See Reading Time Series and Metadata for full parameter reference and usage examples.

write_ts_csv

Canonical writer for repository CSV files.

Metadata modes

None

Creates a minimal header (format + timestamp only).

dict (preferred)

Structured metadata dict. Must include or receive format. The dict is not mutated.

string

Legacy/manual header, for migration purposes.

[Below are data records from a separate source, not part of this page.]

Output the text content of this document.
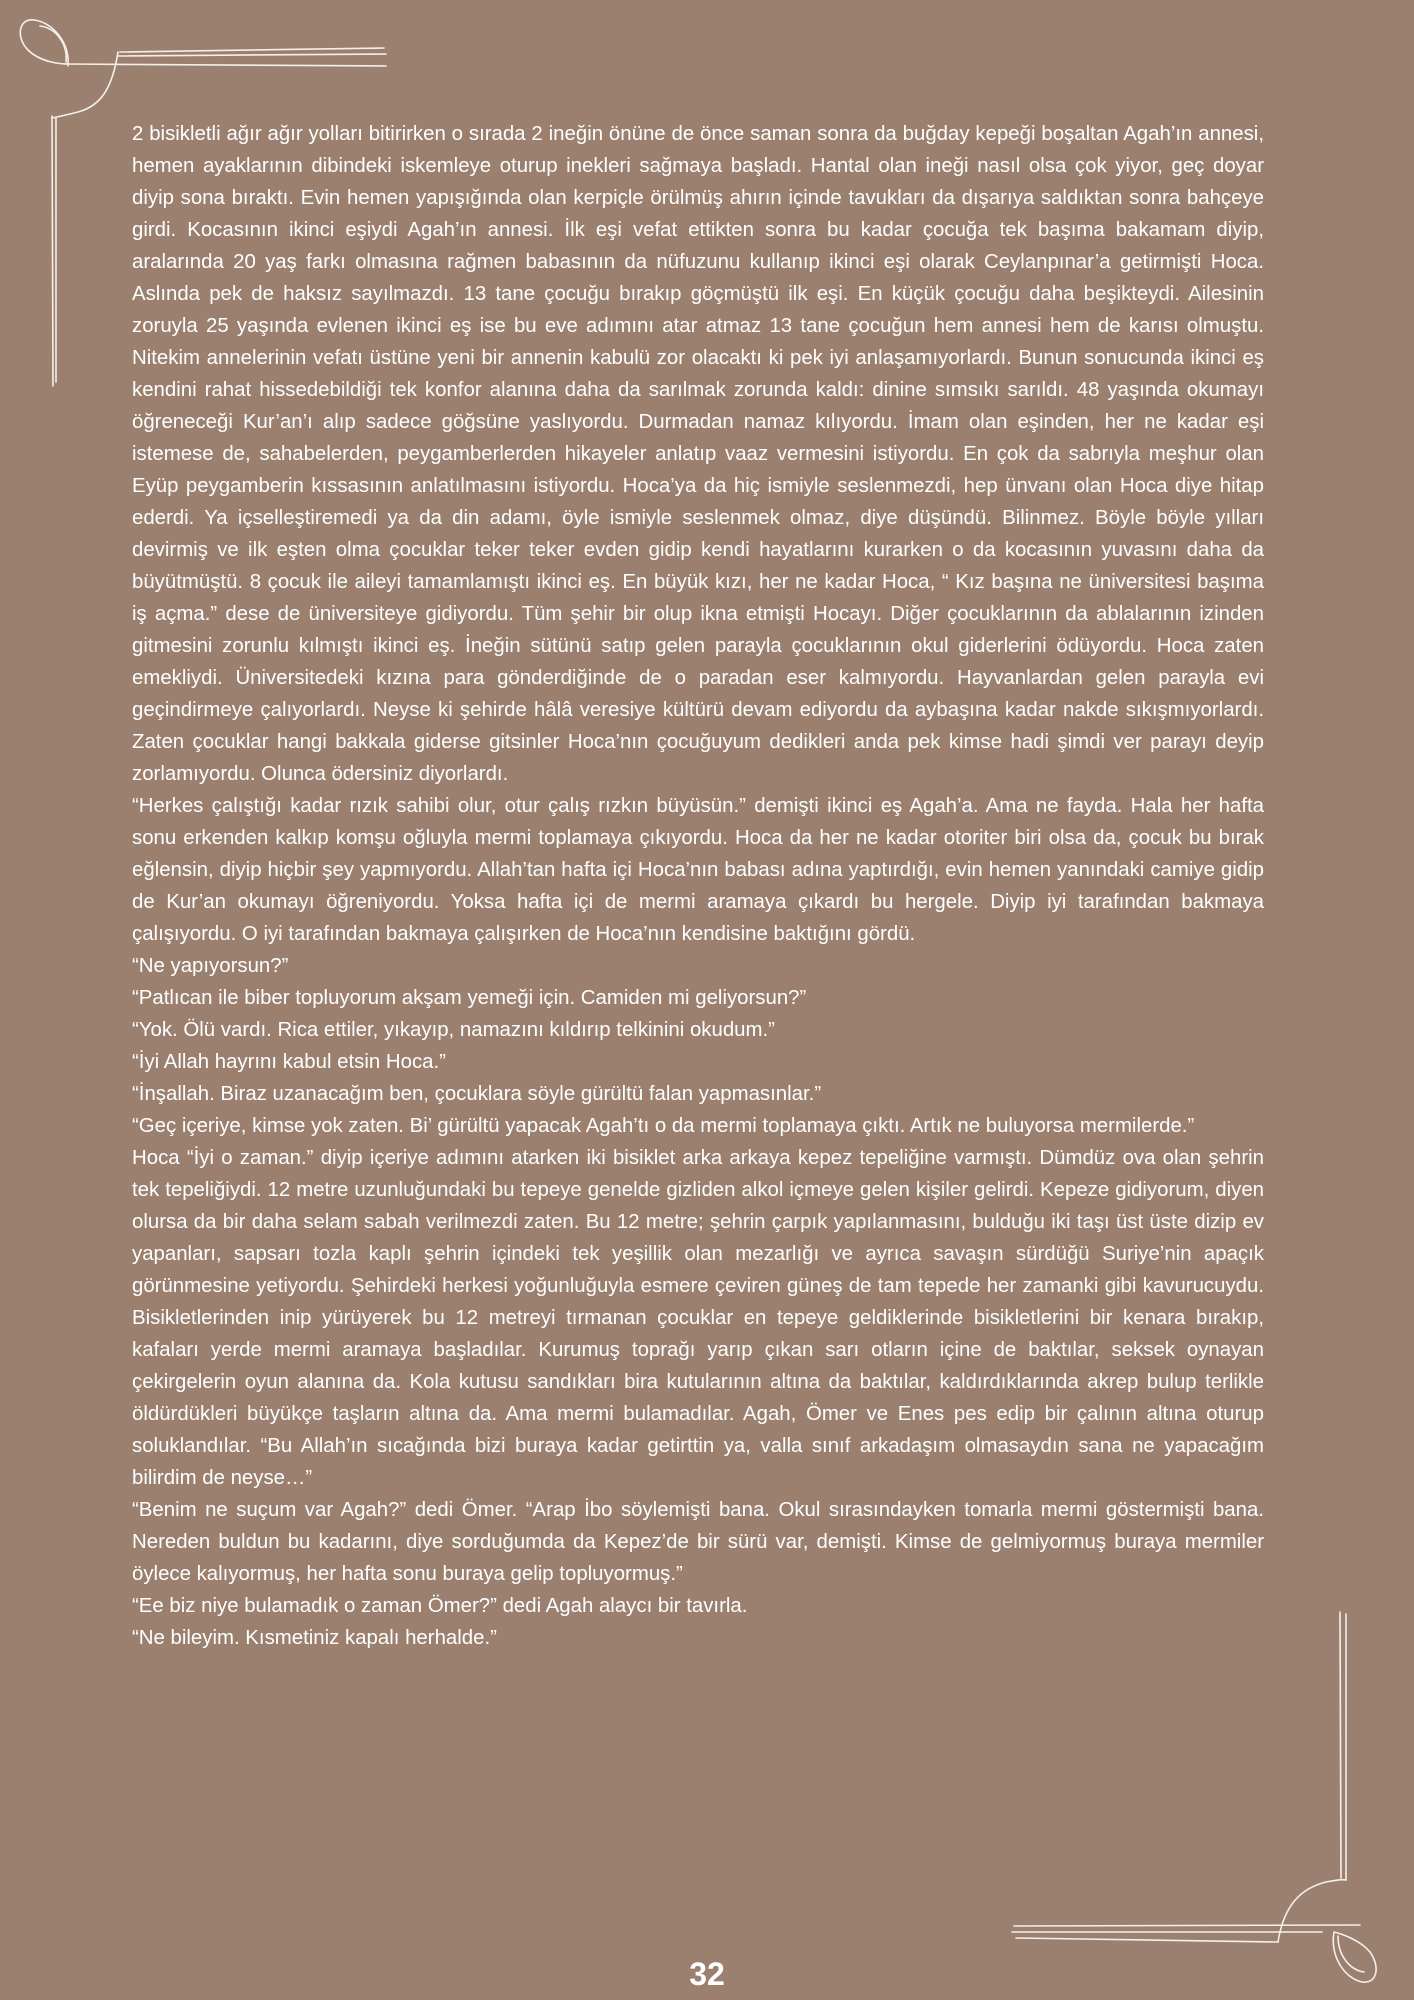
2 bisikletli ağır ağır yolları bitirirken o sırada 2 ineğin önüne de önce saman sonra da buğday kepeği boşaltan Agah’ın annesi, hemen ayaklarının dibindeki iskemleye oturup inekleri sağmaya başladı. Hantal olan ineği nasıl olsa çok yiyor, geç doyar diyip sona bıraktı. Evin hemen yapışığında olan kerpiçle örülmüş ahırın içinde tavukları da dışarıya saldıktan sonra bahçeye girdi. Kocasının ikinci eşiydi Agah’ın annesi. İlk eşi vefat ettikten sonra bu kadar çocuğa tek başıma bakamam diyip, aralarında 20 yaş farkı olmasına rağmen babasının da nüfuzunu kullanıp ikinci eşi olarak Ceylanpınar’a getirmişti Hoca. Aslında pek de haksız sayılmazdı. 13 tane çocuğu bırakıp göçmüştü ilk eşi. En küçük çocuğu daha beşikteydi. Ailesinin zoruyla 25 yaşında evlenen ikinci eş ise bu eve adımını atar atmaz 13 tane çocuğun hem annesi hem de karısı olmuştu. Nitekim annelerinin vefatı üstüne yeni bir annenin kabulü zor olacaktı ki pek iyi anlaşamıyorlardı. Bunun sonucunda ikinci eş kendini rahat hissedebildiği tek konfor alanına daha da sarılmak zorunda kaldı: dinine sımsıkı sarıldı. 48 yaşında okumayı öğreneceği Kur’an’ı alıp sadece göğsüne yaslıyordu. Durmadan namaz kılıyordu. İmam olan eşinden, her ne kadar eşi istemese de, sahabelerden, peygamberlerden hikayeler anlatıp vaaz vermesini istiyordu. En çok da sabrıyla meşhur olan Eyüp peygamberin kıssasının anlatılmasını istiyordu. Hoca’ya da hiç ismiyle seslenmezdi, hep ünvanı olan Hoca diye hitap ederdi. Ya içselleştiremedi ya da din adamı, öyle ismiyle seslenmek olmaz, diye düşündü. Bilinmez. Böyle böyle yılları devirmiş ve ilk eşten olma çocuklar teker teker evden gidip kendi hayatlarını kurarken o da kocasının yuvasını daha da büyütmüştü. 8 çocuk ile aileyi tamamlamıştı ikinci eş. En büyük kızı, her ne kadar Hoca, “ Kız başına ne üniversitesi başıma iş açma.” dese de üniversiteye gidiyordu. Tüm şehir bir olup ikna etmişti Hocayı. Diğer çocuklarının da ablalarının izinden gitmesini zorunlu kılmıştı ikinci eş. İneğin sütünü satıp gelen parayla çocuklarının okul giderlerini ödüyordu. Hoca zaten emekliydi. Üniversitedeki kızına para gönderdiğinde de o paradan eser kalmıyordu. Hayvanlardan gelen parayla evi geçindirmeye çalıyorlardı. Neyse ki şehirde hâlâ veresiye kültürü devam ediyordu da aybaşına kadar nakde sıkışmıyorlardı. Zaten çocuklar hangi bakkala giderse gitsinler Hoca’nın çocuğuyum dedikleri anda pek kimse hadi şimdi ver parayı deyip zorlamıyordu. Olunca ödersiniz diyorlardı.

“Herkes çalıştığı kadar rızık sahibi olur, otur çalış rızkın büyüsün.” demişti ikinci eş Agah’a. Ama ne fayda. Hala her hafta sonu erkenden kalkıp komşu oğluyla mermi toplamaya çıkıyordu. Hoca da her ne kadar otoriter biri olsa da, çocuk bu bırak eğlensin, diyip hiçbir şey yapmıyordu. Allah’tan hafta içi Hoca’nın babası adına yaptırdığı, evin hemen yanındaki camiye gidip de Kur’an okumayı öğreniyordu. Yoksa hafta içi de mermi aramaya çıkardı bu hergele. Diyip iyi tarafından bakmaya çalışıyordu. O iyi tarafından bakmaya çalışırken de Hoca’nın kendisine baktığını gördü.

“Ne yapıyorsun?”

“Patlıcan ile biber topluyorum akşam yemeği için. Camiden mi geliyorsun?”

“Yok. Ölü vardı. Rica ettiler, yıkayıp, namazını kıldırıp telkinini okudum.”

“İyi Allah hayrını kabul etsin Hoca.”

“İnşallah. Biraz uzanacağım ben, çocuklara söyle gürültü falan yapmasınlar.”

“Geç içeriye, kimse yok zaten. Bi’ gürültü yapacak Agah’tı o da mermi toplamaya çıktı. Artık ne buluyorsa mermilerde.”

Hoca “İyi o zaman.” diyip içeriye adımını atarken iki bisiklet arka arkaya kepez tepeliğine varmıştı. Dümdüz ova olan şehrin tek tepeliğiydi. 12 metre uzunluğundaki bu tepeye genelde gizliden alkol içmeye gelen kişiler gelirdi. Kepeze gidiyorum, diyen olursa da bir daha selam sabah verilmezdi zaten. Bu 12 metre; şehrin çarpık yapılanmasını, bulduğu iki taşı üst üste dizip ev yapanları, sapsarı tozla kaplı şehrin içindeki tek yeşillik olan mezarlığı ve ayrıca savaşın sürdüğü Suriye’nin apaçık görünmesine yetiyordu. Şehirdeki herkesi yoğunluğuyla esmere çeviren güneş de tam tepede her zamanki gibi kavurucuydu. Bisikletlerinden inip yürüyerek bu 12 metreyi tırmanan çocuklar en tepeye geldiklerinde bisikletlerini bir kenara bırakıp, kafaları yerde mermi aramaya başladılar. Kurumuş toprağı yarıp çıkan sarı otların içine de baktılar, seksek oynayan çekirgelerin oyun alanına da. Kola kutusu sandıkları bira kutularının altına da baktılar, kaldırdıklarında akrep bulup terlikle öldürdükleri büyükçe taşların altına da. Ama mermi bulamadılar. Agah, Ömer ve Enes pes edip bir çalının altına oturup soluklandılar. “Bu Allah’ın sıcağında bizi buraya kadar getirttin ya, valla sınıf arkadaşım olmasaydın sana ne yapacağım bilirdim de neyse…”

“Benim ne suçum var Agah?” dedi Ömer. “Arap İbo söylemişti bana. Okul sırasındayken tomarla mermi göstermişti bana. Nereden buldun bu kadarını, diye sorduğumda da Kepez’de bir sürü var, demişti. Kimse de gelmiyormuş buraya mermiler öylece kalıyormuş, her hafta sonu buraya gelip topluyormuş.”

“Ee biz niye bulamadık o zaman Ömer?” dedi Agah alaycı bir tavırla.

“Ne bileyim. Kısmetiniz kapalı herhalde.”

32
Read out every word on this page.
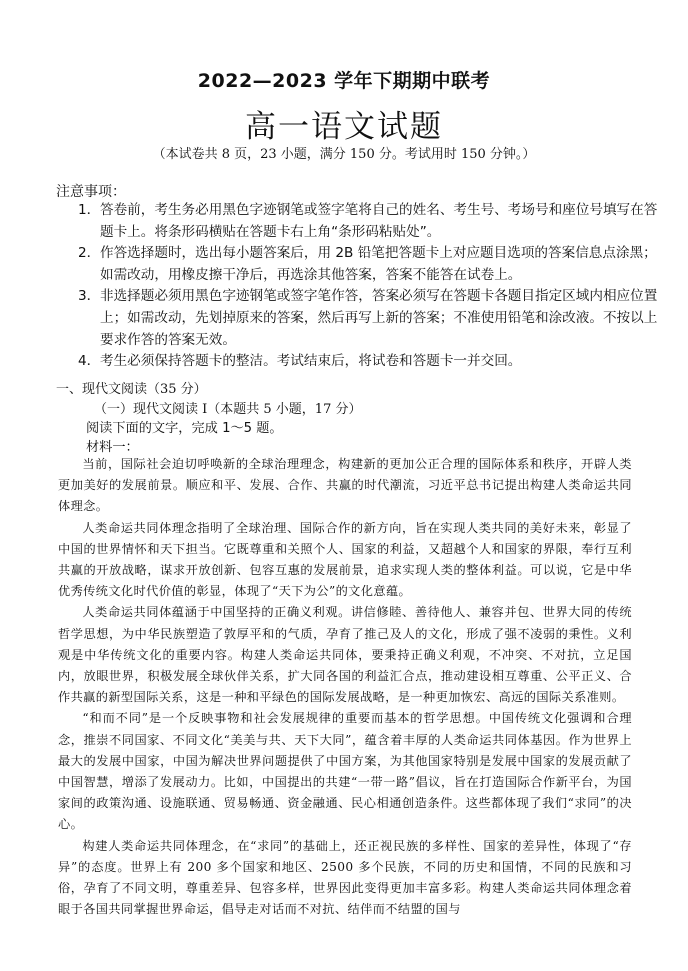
2022—2023 学年下期期中联考
高一语文试题
（本试卷共 8 页，23 小题，满分 150 分。考试用时 150 分钟。）
注意事项：
1． 答卷前，考生务必用黑色字迹钢笔或签字笔将自己的姓名、考生号、考场号和座位号填写在答题卡上。将条形码横贴在答题卡右上角“条形码粘贴处”。
2． 作答选择题时，选出每小题答案后，用 2B 铅笔把答题卡上对应题目选项的答案信息点涂黑；如需改动，用橡皮擦干净后，再选涂其他答案，答案不能答在试卷上。
3． 非选择题必须用黑色字迹钢笔或签字笔作答，答案必须写在答题卡各题目指定区域内相应位置上；如需改动，先划掉原来的答案，然后再写上新的答案；不准使用铅笔和涂改液。不按以上要求作答的答案无效。
4． 考生必须保持答题卡的整洁。考试结束后，将试卷和答题卡一并交回。
一、现代文阅读（35 分）
（一）现代文阅读 I（本题共 5 小题，17 分）
阅读下面的文字，完成 1～5 题。
材料一：

当前，国际社会迫切呼唤新的全球治理理念，构建新的更加公正合理的国际体系和秩序，开辟人类更加美好的发展前景。顺应和平、发展、合作、共赢的时代潮流，习近平总书记提出构建人类命运共同体理念。

人类命运共同体理念指明了全球治理、国际合作的新方向，旨在实现人类共同的美好未来，彰显了中国的世界情怀和天下担当。它既尊重和关照个人、国家的利益，又超越个人和国家的界限，奉行互利共赢的开放战略，谋求开放创新、包容互惠的发展前景，追求实现人类的整体利益。可以说，它是中华优秀传统文化时代价值的彰显，体现了“天下为公”的文化意蕴。

人类命运共同体蕴涵于中国坚持的正确义利观。讲信修睦、善待他人、兼容并包、世界大同的传统哲学思想，为中华民族塑造了敦厚平和的气质，孕育了推己及人的文化，形成了强不凌弱的秉性。义利观是中华传统文化的重要内容。构建人类命运共同体，要秉持正确义利观，不冲突、不对抗，立足国内，放眼世界，积极发展全球伙伴关系，扩大同各国的利益汇合点，推动建设相互尊重、公平正义、合作共赢的新型国际关系，这是一种和平绿色的国际发展战略，是一种更加恢宏、高远的国际关系准则。

“和而不同”是一个反映事物和社会发展规律的重要而基本的哲学思想。中国传统文化强调和合理念，推崇不同国家、不同文化“美美与共、天下大同”，蕴含着丰厚的人类命运共同体基因。作为世界上最大的发展中国家，中国为解决世界问题提供了中国方案，为其他国家特别是发展中国家的发展贡献了中国智慧，增添了发展动力。比如，中国提出的共建“一带一路”倡议，旨在打造国际合作新平台，为国家间的政策沟通、设施联通、贸易畅通、资金融通、民心相通创造条件。这些都体现了我们“求同”的决心。

构建人类命运共同体理念，在“求同”的基础上，还正视民族的多样性、国家的差异性，体现了“存异”的态度。世界上有 200 多个国家和地区、2500 多个民族，不同的历史和国情，不同的民族和习俗，孕育了不同文明，尊重差异、包容多样，世界因此变得更加丰富多彩。构建人类命运共同体理念着眼于各国共同掌握世界命运，倡导走对话而不对抗、结伴而不结盟的国与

Guarantees: stable formatting, idempotent round-trip, canonical YAML header.

End-to-End Flow

Read path:

request → read_ts_repo → pattern search → interpret_fname → read_ts → merged time series

Inventory path:

files → interpret_fname → metadata dataframe → groupby → registry join → inventory output

Write path:

time series + metadata → write_ts_csv → prep_header → CSV file

Design Principles

Fail fast

Bad filenames → error. Bad config → error. No implicit recovery.

No hidden behavior

No implicit defaults, no guessing providers.

Separation of concerns

Concern

Component

Filename parsing

interpret_fname

Metadata enrichment

registry

Dataset lookup

read_ts_repo

File writing

write_ts_csv

Architectural Evolution Notes

The repository system was refactored from an implicit agency-based model to a fully config-driven provider model. Key terminology changes:

Old term

New term

Notes

agency

provider

Generalizes provenance

key_column

station_id (hardcoded)

Universal identity column

source_priority

provider_resolution_mode | Config-driven

Configs must define provider_key and provider_resolution_mode. The site identity column (station_id) is hardcoded and no longer configurable. Misconfigured repos fail immediately — there is no fallback behavior.

The legacy parse.style = legacy option remains for backward compatibility.